Combat Rock is where the story of the Clash comes to an unfortunate, prolonged ending. It is their most fragmented LP, a disappointment apart from its four best-known tracks.
Nicky “Topper” Headon’s wickedly inspired “Rock the Casbah” is pretty irresistible, as is “Straight to Hell,” Joe Strummer’s haunting, bitter narrative of Amerasian children abandoned in Vietnam by soldier fathers who repudiated their responsibility. Strummer’s “Know Your Rights” is a grown-up version of the songs on the first Clash LP and this would not be an inaccurate description of the prescient Mick Jones composition “Should I Stay or Should I Go.”
These four songs would have made a solid EP, and would have kept the Clash Value for Money policy intact (“Know Your Rights,” “Should I Stay or Should I Go” and “Rock the Casbah” were all released as A-sides). The remaining tracks make Combat Rock seem like a cash-in on their reputation. “Car Jamming” and “Overpowered by Funk” are disturbingly stiff and it would be charitable to call the rest underwhelming. The sparse design reflects a feeling of resignation which even the restored version cannot brighten.
There was no closure until the group’s formal dissolution but healing came in bursts of renewed collaboration, notably Big Audio Dynamite’s 1986 LP No. 10 Upping Street (which featured new Strummer/Jones collaborations; Paul Simonon later painted the cover to BAD’s Tighten Up Volume ’88) and in commemoration, which commenced with the excellent 1988 double CD The Story of the Clash Volume One, sequenced by Mick and annotated by Joe in the guise of “Albert Transom,” the band’s fictional valet. (Along with the 5 canon releases, The Story of the Clash Volume One, the 1991 set The Clash on Broadway, the 1991 collection The Singles and Super Black Market Clash have been remastered with restored artwork.)

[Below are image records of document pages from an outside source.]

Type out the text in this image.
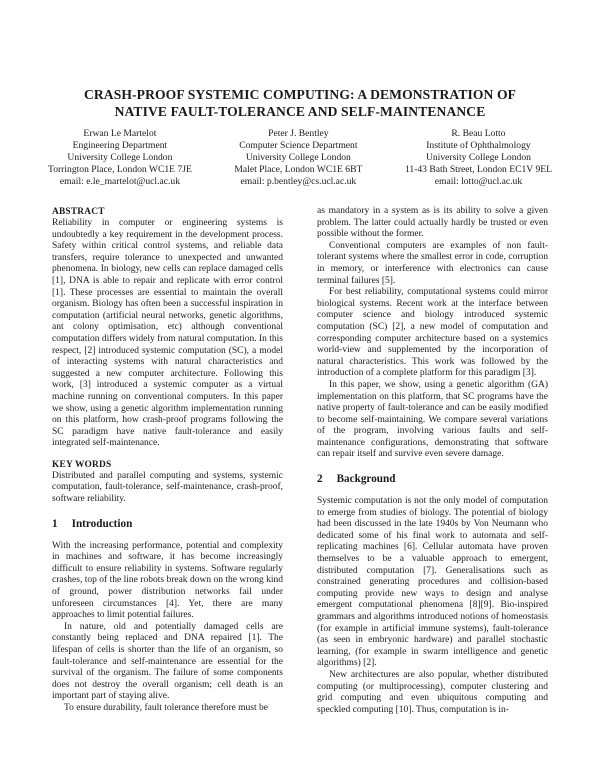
CRASH-PROOF SYSTEMIC COMPUTING: A DEMONSTRATION OF
NATIVE FAULT-TOLERANCE AND SELF-MAINTENANCE
Erwan Le Martelot
Engineering Department
University College London
Torrington Place, London WC1E 7JE
email: e.le_martelot@ucl.ac.uk
Peter J. Bentley
Computer Science Department
University College London
Malet Place, London WC1E 6BT
email: p.bentley@cs.ucl.ac.uk
R. Beau Lotto
Institute of Ophthalmology
University College London
11-43 Bath Street, London EC1V 9EL
email: lotto@ucl.ac.uk
ABSTRACT

Reliability in computer or engineering systems is undoubtedly a key requirement in the development process. Safety within critical control systems, and reliable data transfers, require tolerance to unexpected and unwanted phenomena. In biology, new cells can replace damaged cells [1], DNA is able to repair and replicate with error control [1]. These processes are essential to maintain the overall organism. Biology has often been a successful inspiration in computation (artificial neural networks, genetic algorithms, ant colony optimisation, etc) although conventional computation differs widely from natural computation. In this respect, [2] introduced systemic computation (SC), a model of interacting systems with natural characteristics and suggested a new computer architecture. Following this work, [3] introduced a systemic computer as a virtual machine running on conventional computers. In this paper we show, using a genetic algorithm implementation running on this platform, how crash-proof programs following the SC paradigm have native fault-tolerance and easily integrated self-maintenance.

KEY WORDS

Distributed and parallel computing and systems, systemic computation, fault-tolerance, self-maintenance, crash-proof, software reliability.

1 Introduction

With the increasing performance, potential and complexity in machines and software, it has become increasingly difficult to ensure reliability in systems. Software regularly crashes, top of the line robots break down on the wrong kind of ground, power distribution networks fail under unforeseen circumstances [4]. Yet, there are many approaches to limit potential failures.

In nature, old and potentially damaged cells are constantly being replaced and DNA repaired [1]. The lifespan of cells is shorter than the life of an organism, so fault-tolerance and self-maintenance are essential for the survival of the organism. The failure of some components does not destroy the overall organism; cell death is an important part of staying alive.

To ensure durability, fault tolerance therefore must be

as mandatory in a system as is its ability to solve a given problem. The latter could actually hardly be trusted or even possible without the former.

Conventional computers are examples of non fault-tolerant systems where the smallest error in code, corruption in memory, or interference with electronics can cause terminal failures [5].

For best reliability, computational systems could mirror biological systems. Recent work at the interface between computer science and biology introduced systemic computation (SC) [2], a new model of computation and corresponding computer architecture based on a systemics world-view and supplemented by the incorporation of natural characteristics. This work was followed by the introduction of a complete platform for this paradigm [3].

In this paper, we show, using a genetic algorithm (GA) implementation on this platform, that SC programs have the native property of fault-tolerance and can be easily modified to become self-maintaining. We compare several variations of the program, involving various faults and self-maintenance configurations, demonstrating that software can repair itself and survive even severe damage.

2 Background

Systemic computation is not the only model of computation to emerge from studies of biology. The potential of biology had been discussed in the late 1940s by Von Neumann who dedicated some of his final work to automata and self-replicating machines [6]. Cellular automata have proven themselves to be a valuable approach to emergent, distributed computation [7]. Generalisations such as constrained generating procedures and collision-based computing provide new ways to design and analyse emergent computational phenomena [8][9]. Bio-inspired grammars and algorithms introduced notions of homeostasis (for example in artificial immune systems), fault-tolerance (as seen in embryonic hardware) and parallel stochastic learning, (for example in swarm intelligence and genetic algorithms) [2].

New architectures are also popular, whether distributed computing (or multiprocessing), computer clustering and grid computing and even ubiquitous computing and speckled computing [10]. Thus, computation is in-
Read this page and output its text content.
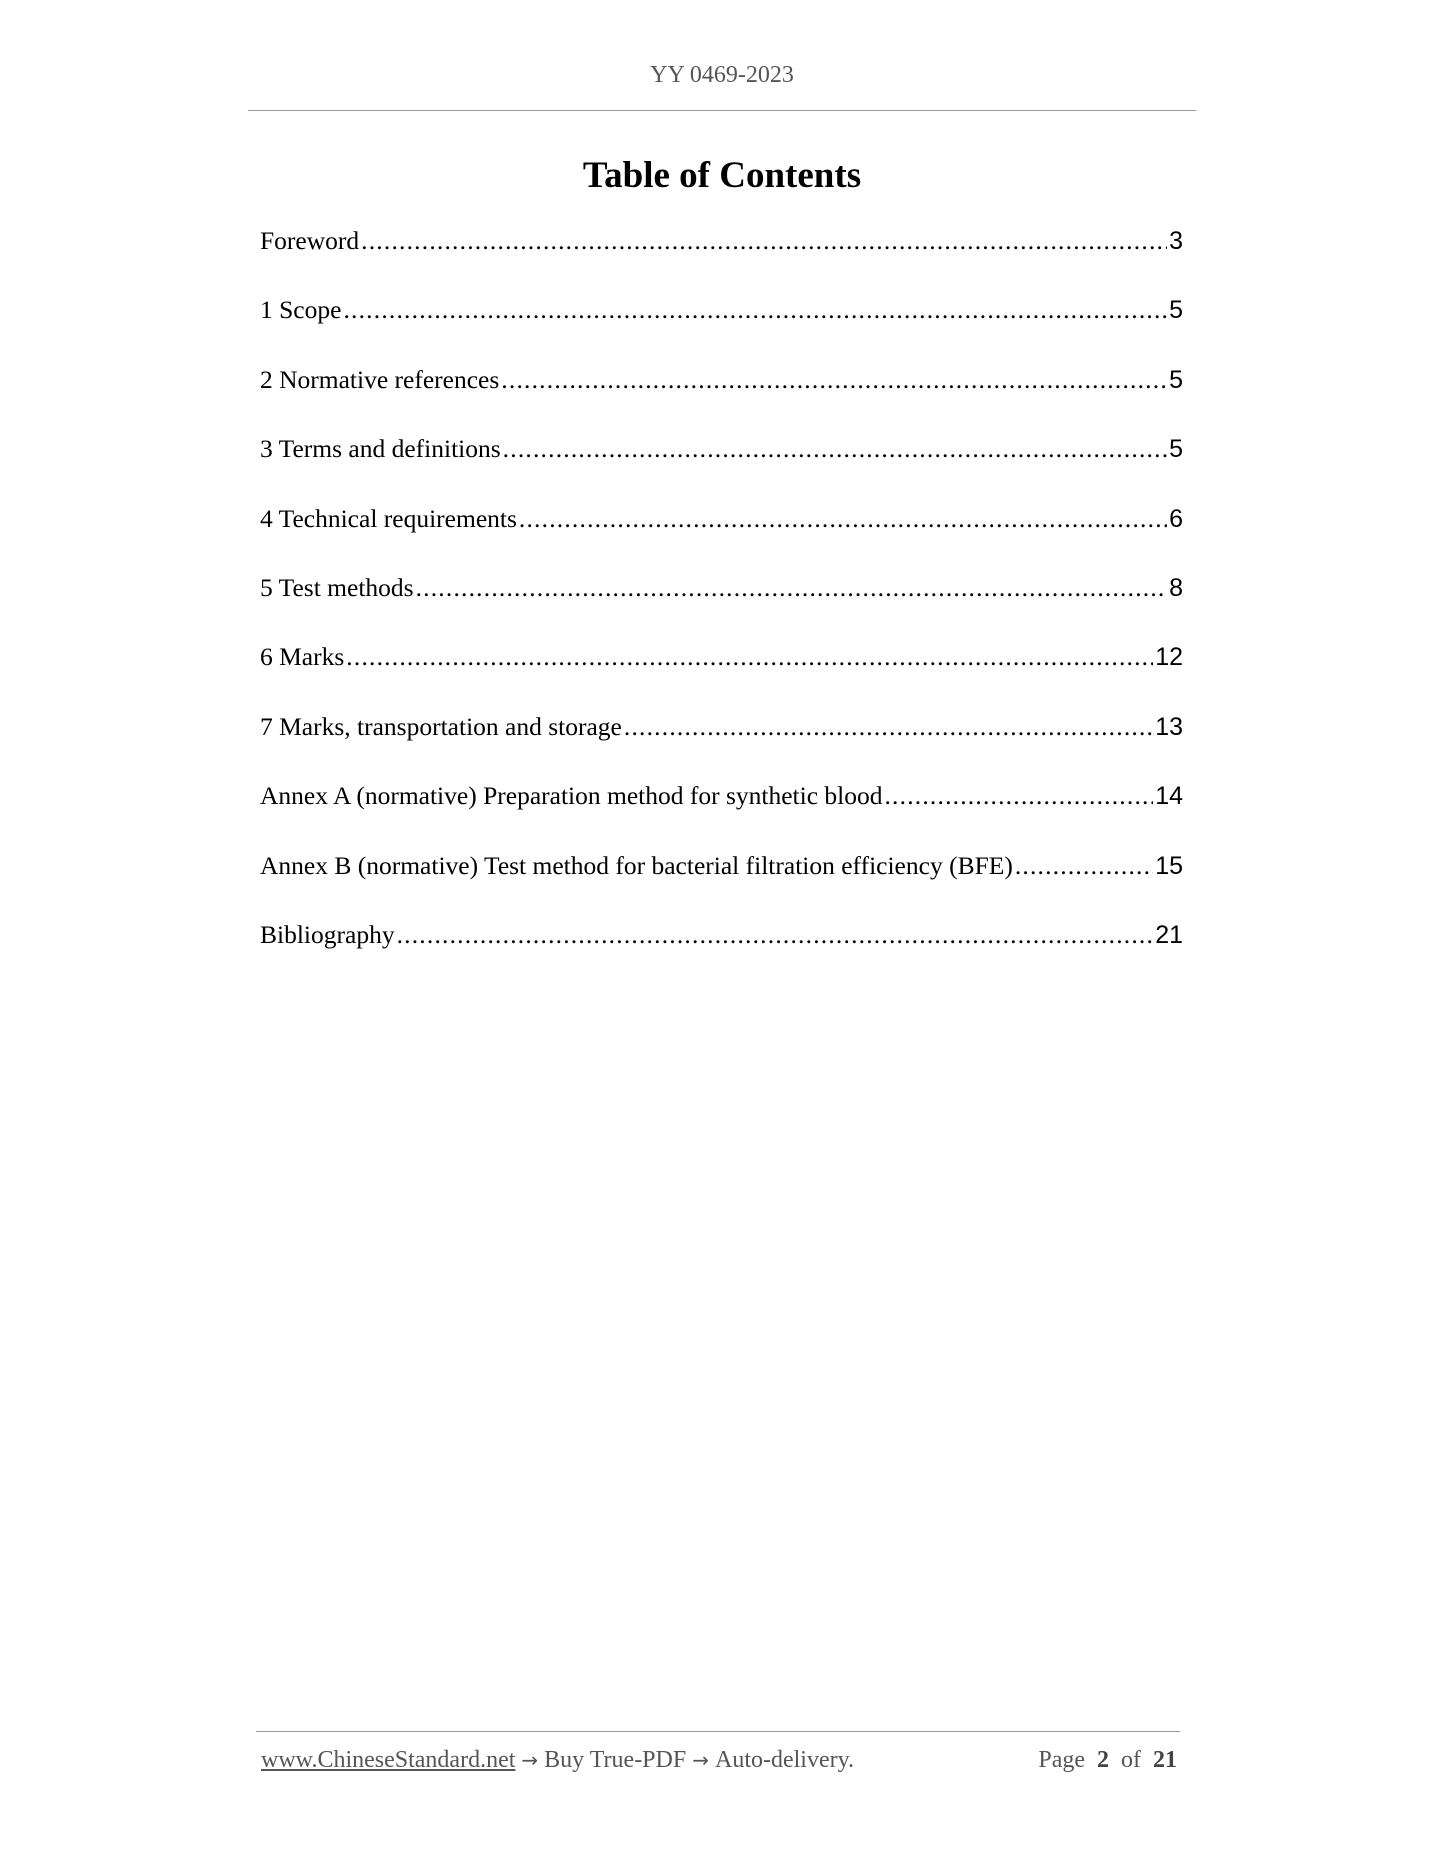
YY 0469-2023
Table of Contents
Foreword .....	3
1 Scope .....	5
2 Normative references .....	5
3 Terms and definitions .....	5
4 Technical requirements .....	6
5 Test methods .....	8
6 Marks .....	12
7 Marks, transportation and storage .....	13
Annex A (normative) Preparation method for synthetic blood .....	14
Annex B (normative) Test method for bacterial filtration efficiency (BFE) .....	15
Bibliography .....	21
www.ChineseStandard.net → Buy True-PDF → Auto-delivery.	Page 2 of 21
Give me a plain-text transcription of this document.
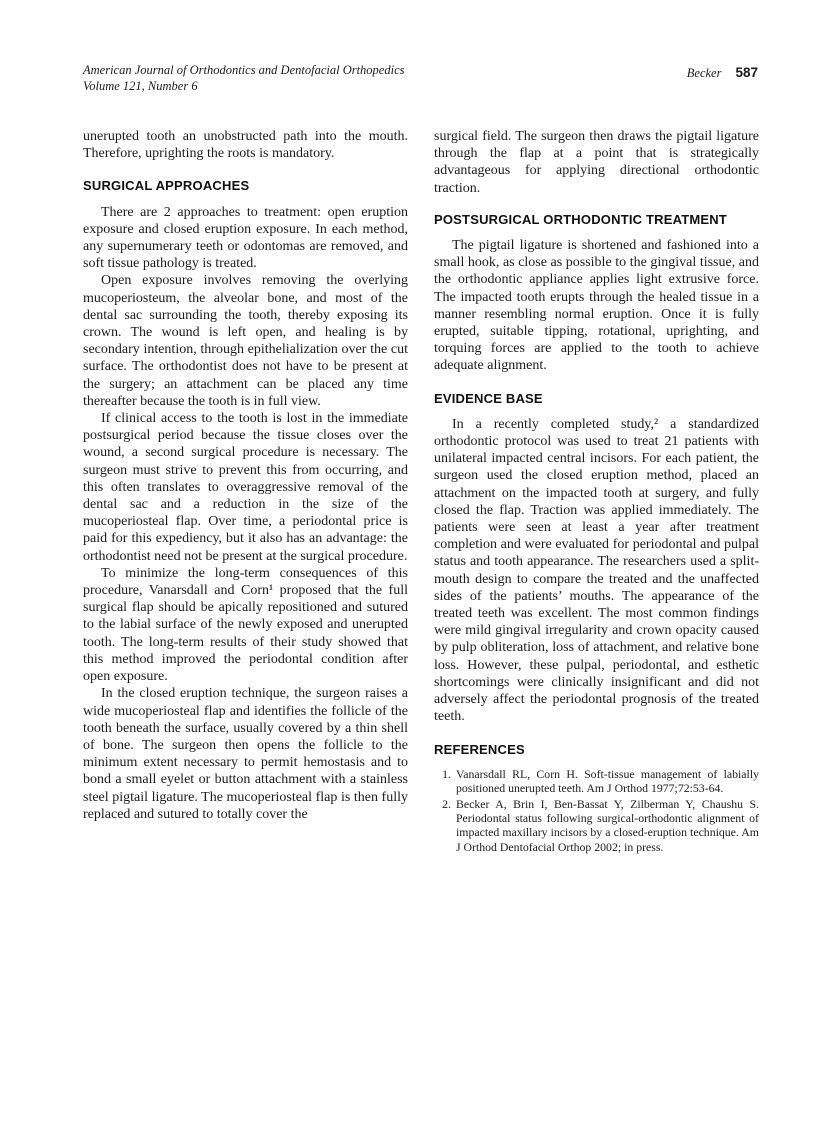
American Journal of Orthodontics and Dentofacial Orthopedics
Volume 121, Number 6
Becker 587

unerupted tooth an unobstructed path into the mouth. Therefore, uprighting the roots is mandatory.

SURGICAL APPROACHES

There are 2 approaches to treatment: open eruption exposure and closed eruption exposure. In each method, any supernumerary teeth or odontomas are removed, and soft tissue pathology is treated.

Open exposure involves removing the overlying mucoperiosteum, the alveolar bone, and most of the dental sac surrounding the tooth, thereby exposing its crown. The wound is left open, and healing is by secondary intention, through epithelialization over the cut surface. The orthodontist does not have to be present at the surgery; an attachment can be placed any time thereafter because the tooth is in full view.

If clinical access to the tooth is lost in the immediate postsurgical period because the tissue closes over the wound, a second surgical procedure is necessary. The surgeon must strive to prevent this from occurring, and this often translates to overaggressive removal of the dental sac and a reduction in the size of the mucoperiosteal flap. Over time, a periodontal price is paid for this expediency, but it also has an advantage: the orthodontist need not be present at the surgical procedure.

To minimize the long-term consequences of this procedure, Vanarsdall and Corn¹ proposed that the full surgical flap should be apically repositioned and sutured to the labial surface of the newly exposed and unerupted tooth. The long-term results of their study showed that this method improved the periodontal condition after open exposure.

In the closed eruption technique, the surgeon raises a wide mucoperiosteal flap and identifies the follicle of the tooth beneath the surface, usually covered by a thin shell of bone. The surgeon then opens the follicle to the minimum extent necessary to permit hemostasis and to bond a small eyelet or button attachment with a stainless steel pigtail ligature. The mucoperiosteal flap is then fully replaced and sutured to totally cover the

surgical field. The surgeon then draws the pigtail ligature through the flap at a point that is strategically advantageous for applying directional orthodontic traction.

POSTSURGICAL ORTHODONTIC TREATMENT

The pigtail ligature is shortened and fashioned into a small hook, as close as possible to the gingival tissue, and the orthodontic appliance applies light extrusive force. The impacted tooth erupts through the healed tissue in a manner resembling normal eruption. Once it is fully erupted, suitable tipping, rotational, uprighting, and torquing forces are applied to the tooth to achieve adequate alignment.

EVIDENCE BASE

In a recently completed study,² a standardized orthodontic protocol was used to treat 21 patients with unilateral impacted central incisors. For each patient, the surgeon used the closed eruption method, placed an attachment on the impacted tooth at surgery, and fully closed the flap. Traction was applied immediately. The patients were seen at least a year after treatment completion and were evaluated for periodontal and pulpal status and tooth appearance. The researchers used a split-mouth design to compare the treated and the unaffected sides of the patients’ mouths. The appearance of the treated teeth was excellent. The most common findings were mild gingival irregularity and crown opacity caused by pulp obliteration, loss of attachment, and relative bone loss. However, these pulpal, periodontal, and esthetic shortcomings were clinically insignificant and did not adversely affect the periodontal prognosis of the treated teeth.

REFERENCES
1. Vanarsdall RL, Corn H. Soft-tissue management of labially positioned unerupted teeth. Am J Orthod 1977;72:53-64.
2. Becker A, Brin I, Ben-Bassat Y, Zilberman Y, Chaushu S. Periodontal status following surgical-orthodontic alignment of impacted maxillary incisors by a closed-eruption technique. Am J Orthod Dentofacial Orthop 2002; in press.
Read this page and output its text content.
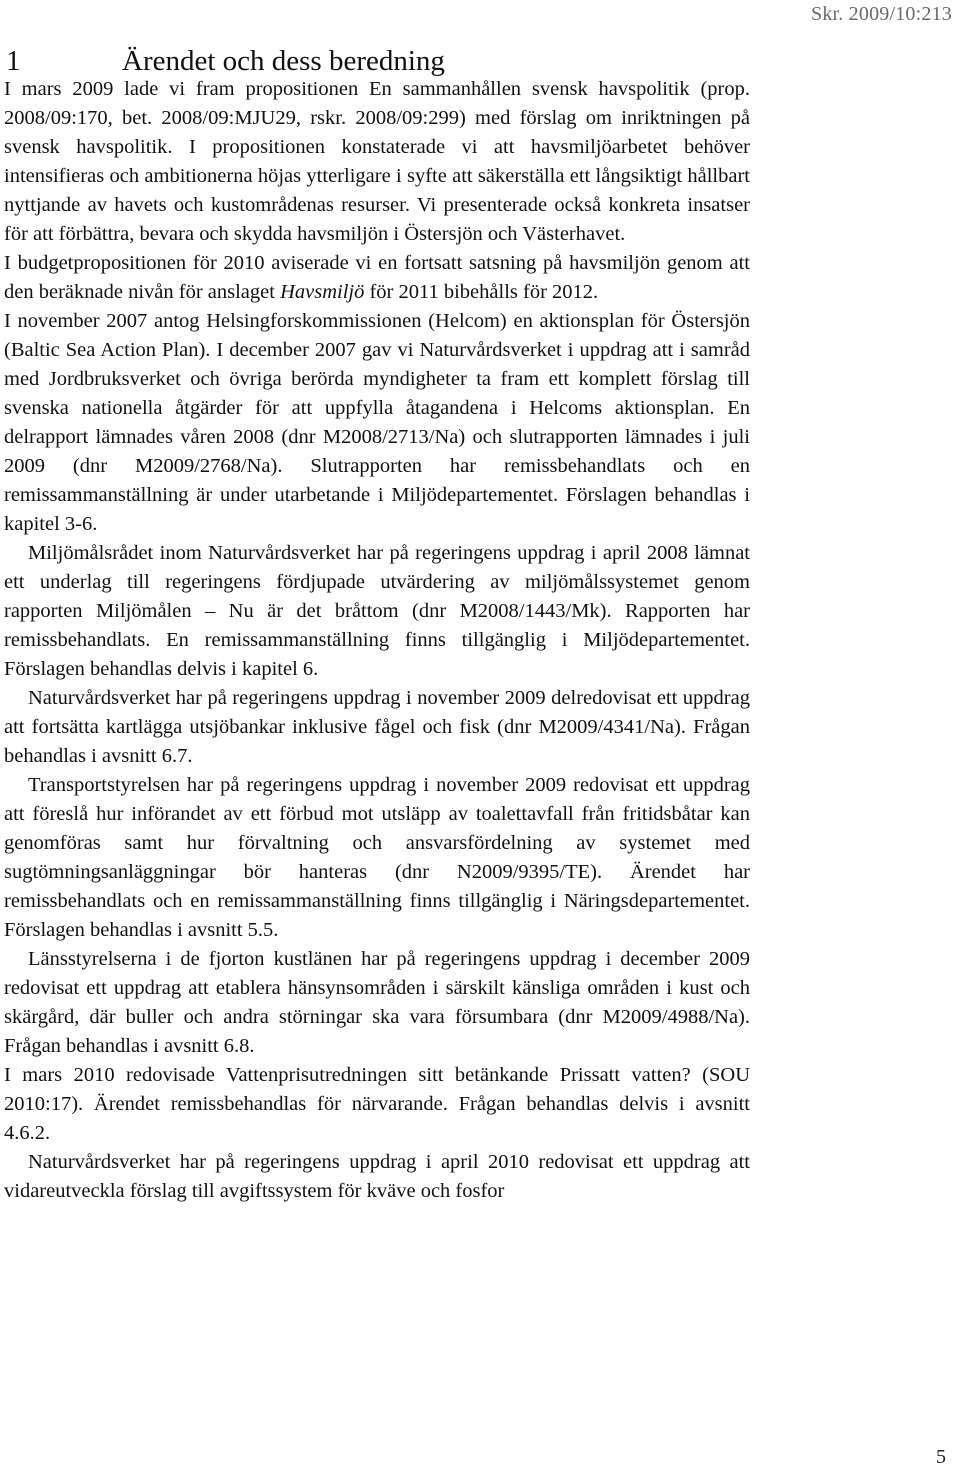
Skr. 2009/10:213
1	Ärendet och dess beredning

I mars 2009 lade vi fram propositionen En sammanhållen svensk havspolitik (prop. 2008/09:170, bet. 2008/09:MJU29, rskr. 2008/09:299) med förslag om inriktningen på svensk havspolitik. I propositionen konstaterade vi att havsmiljöarbetet behöver intensifieras och ambitionerna höjas ytterligare i syfte att säkerställa ett långsiktigt hållbart nyttjande av havets och kustområdenas resurser. Vi presenterade också konkreta insatser för att förbättra, bevara och skydda havsmiljön i Östersjön och Västerhavet.

I budgetpropositionen för 2010 aviserade vi en fortsatt satsning på havsmiljön genom att den beräknade nivån för anslaget Havsmiljö för 2011 bibehålls för 2012.

I november 2007 antog Helsingforskommissionen (Helcom) en aktionsplan för Östersjön (Baltic Sea Action Plan). I december 2007 gav vi Naturvårdsverket i uppdrag att i samråd med Jordbruksverket och övriga berörda myndigheter ta fram ett komplett förslag till svenska nationella åtgärder för att uppfylla åtagandena i Helcoms aktionsplan. En delrapport lämnades våren 2008 (dnr M2008/2713/Na) och slutrapporten lämnades i juli 2009 (dnr M2009/2768/Na). Slutrapporten har remissbehandlats och en remissammanställning är under utarbetande i Miljödepartementet. Förslagen behandlas i kapitel 3-6.

Miljömålsrådet inom Naturvårdsverket har på regeringens uppdrag i april 2008 lämnat ett underlag till regeringens fördjupade utvärdering av miljömålssystemet genom rapporten Miljömålen – Nu är det bråttom (dnr M2008/1443/Mk). Rapporten har remissbehandlats. En remissammanställning finns tillgänglig i Miljödepartementet. Förslagen behandlas delvis i kapitel 6.

Naturvårdsverket har på regeringens uppdrag i november 2009 delredovisat ett uppdrag att fortsätta kartlägga utsjöbankar inklusive fågel och fisk (dnr M2009/4341/Na). Frågan behandlas i avsnitt 6.7.

Transportstyrelsen har på regeringens uppdrag i november 2009 redovisat ett uppdrag att föreslå hur införandet av ett förbud mot utsläpp av toalettavfall från fritidsbåtar kan genomföras samt hur förvaltning och ansvarsfördelning av systemet med sugtömningsanläggningar bör hanteras (dnr N2009/9395/TE). Ärendet har remissbehandlats och en remissammanställning finns tillgänglig i Näringsdepartementet. Förslagen behandlas i avsnitt 5.5.

Länsstyrelserna i de fjorton kustlänen har på regeringens uppdrag i december 2009 redovisat ett uppdrag att etablera hänsynsområden i särskilt känsliga områden i kust och skärgård, där buller och andra störningar ska vara försumbara (dnr M2009/4988/Na). Frågan behandlas i avsnitt 6.8.

I mars 2010 redovisade Vattenprisutredningen sitt betänkande Prissatt vatten? (SOU 2010:17). Ärendet remissbehandlas för närvarande. Frågan behandlas delvis i avsnitt 4.6.2.

Naturvårdsverket har på regeringens uppdrag i april 2010 redovisat ett uppdrag att vidareutveckla förslag till avgiftssystem för kväve och fosfor

5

It is fortunate that a live album wasn’t attempted immediately after Combat Rock, given that the 1982 Shea Stadium performance had been recorded by Glyn Johns (who had mixed Combat Rock). At least one associate upon hearing the tape in 1998 believed the complete show deserved to be released as the live LP, a proposal the members of the Clash rejected (in the end, only “Career Opportunities” was retained). Instead, tape searches were commissioned, eventually retrieving 1978 and 1980 performances from UK venues (Victoria Park, Music Machine, the Lewisham Odeon, the Lyceum), a 1981 Bonds International Casino show in 1981 (where fans rioted in Times Square when the show was oversold) and 7 tracks from two September 1982 concerts in Boston. Strummer, Jones, and Simonon spent two years carefully sifting through these tapes, seamlessly sequencing 17 of the best performances into From Here to Eternity, which includes a design by Paul Simonon and numerous rare Pennie Smith photos. For every Live at Leeds there are hundreds of subpar live albums, which tend to be the worst kind of vanity projects, contractual fill-ins and exploitations. From Here to Eternity is none of these.
“Complete Control” (from the Bonds show) immediately demonstrates the Clash’s rare ability to redefine themselves onstage, completely supplanting the 1977 single version. Incendiary performances of “Capitol Radio” and “City of the Dead” circumvent the “greatest hits live” problem (although “Train in Vain” and “London Calling” are rendered with their usual aplomb). The Lewisham Odeon performance of “Armagideon Time” (with Micky Gallagher and Mikey Dread) is a particular highlight.
The later shows show no sign of discord or diminished enthusiasm. “Clash City Rockers” and “Career Opportunities” both come from late 1982 shows but are almost as animated as the earlier tracks. The closing three songs, all from Combat Rock, include a smoking “Know Your Rights,” “Should I Stay Or Should I Go” and a memorable rendition of “Straight to Hell.”